All this, however, should not detract from Owyoung’s distinctive span of textures. This is real headphones-in-the-evening stuff, with so many extra sounds tucked away that don’t stand out, but build the soundscape: plucked strings, shaken percussion, a vibraphone riff, low keyboard growls and innumerable sonic blips and whizzes.
Lyrically, Owyoung is quite ambiguous. Is “Bold and Underlined” praising God’s generosity as well as urging listeners to make the most of their life? “Working to be Loved” could be a relationship song but also works as a cry of frustration to God about living by rules rather than grace. “Did You Lose Yourself,” which contains references to Owyoung’s oriental roots, is poetic and can mean many things.
But this is not music for writing about, it’s music to be heard, enjoyed and heard again... and again… and again. And at every listen there will be new details to discover and appreciate. Superb.
Hard and fast by land is the mode travel found within Travel III, the third in a series of three EP offerings by Future of Forestry. The continuation of this set is again adventurous and experimental with one-man band member Eric Owyoung moving on to new musical ground. Like the first two EPs, Travel III is at times spacious and moody, and at others light and airy. The collective sound is new and fresh with an ethereal quality. Owyoung again performs most instruments, provides vocals, production and mixing only to share the artwork with his wife. This is a work of love by a true musical artist.

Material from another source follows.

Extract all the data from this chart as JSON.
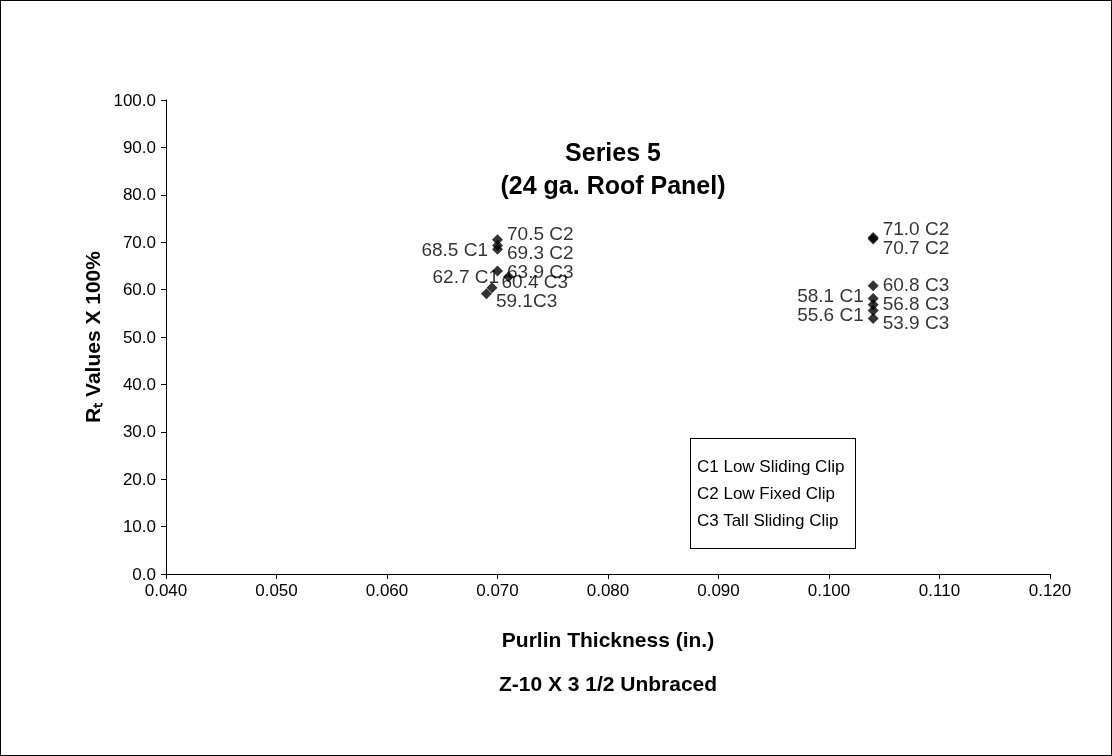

Although lyrically expressive, and musically fresh and experimental the collection is very bass heavy and at times difficult to clearly understand the lyrics for both the bass and percussion. The title cut “Bold and Underlined” highlights with heavy guitar and signature percussion. Subdued vocals promote the songs story, ‘I wonder how you live, I wonder how you drive your demons away’. “Working to be Loved” does a 180 with a great acoustic guitar intro and light, lively lyrics contributing to a bouncy romp keeping the song floating along at a good pace. The melancholy “Did You Lose Yourself?” asks ‘Did you lose yourself, did you leave yourself behind, did you lose yourself, did you let your heart rewind’ with mellow synth and electonica laying its foundation. The dramatic “Protection” has great story with vocals unfortunately at times lost in heavy bass. Weighty drums, echoed vocals and low lying guitar plow the road for “Horizon Rainfall”. Finally, “Your Day’s Not Over” brings a message of hope and love with ‘Come with me, we could be lovers, there’s hope for us all, your day’s not over’.
The richness of Owyoung’s lyrics and vocals are sometimes lost in heavy bass and synth while the percussion, generally understated guitar, and soft lyrics continue to provide the signature expressive and dream-like qualities that are Future of Forestry. Travel III lacks the punch the first two offerings of the set have with high water marks “Traveler’s Song”, “Hills of Indigo Blue”, and “Holiday” but continues to give fresh, experimental sound. This EP set, like recent sets offered by Sarah Masen and Jon Foreman are must adds for your collection.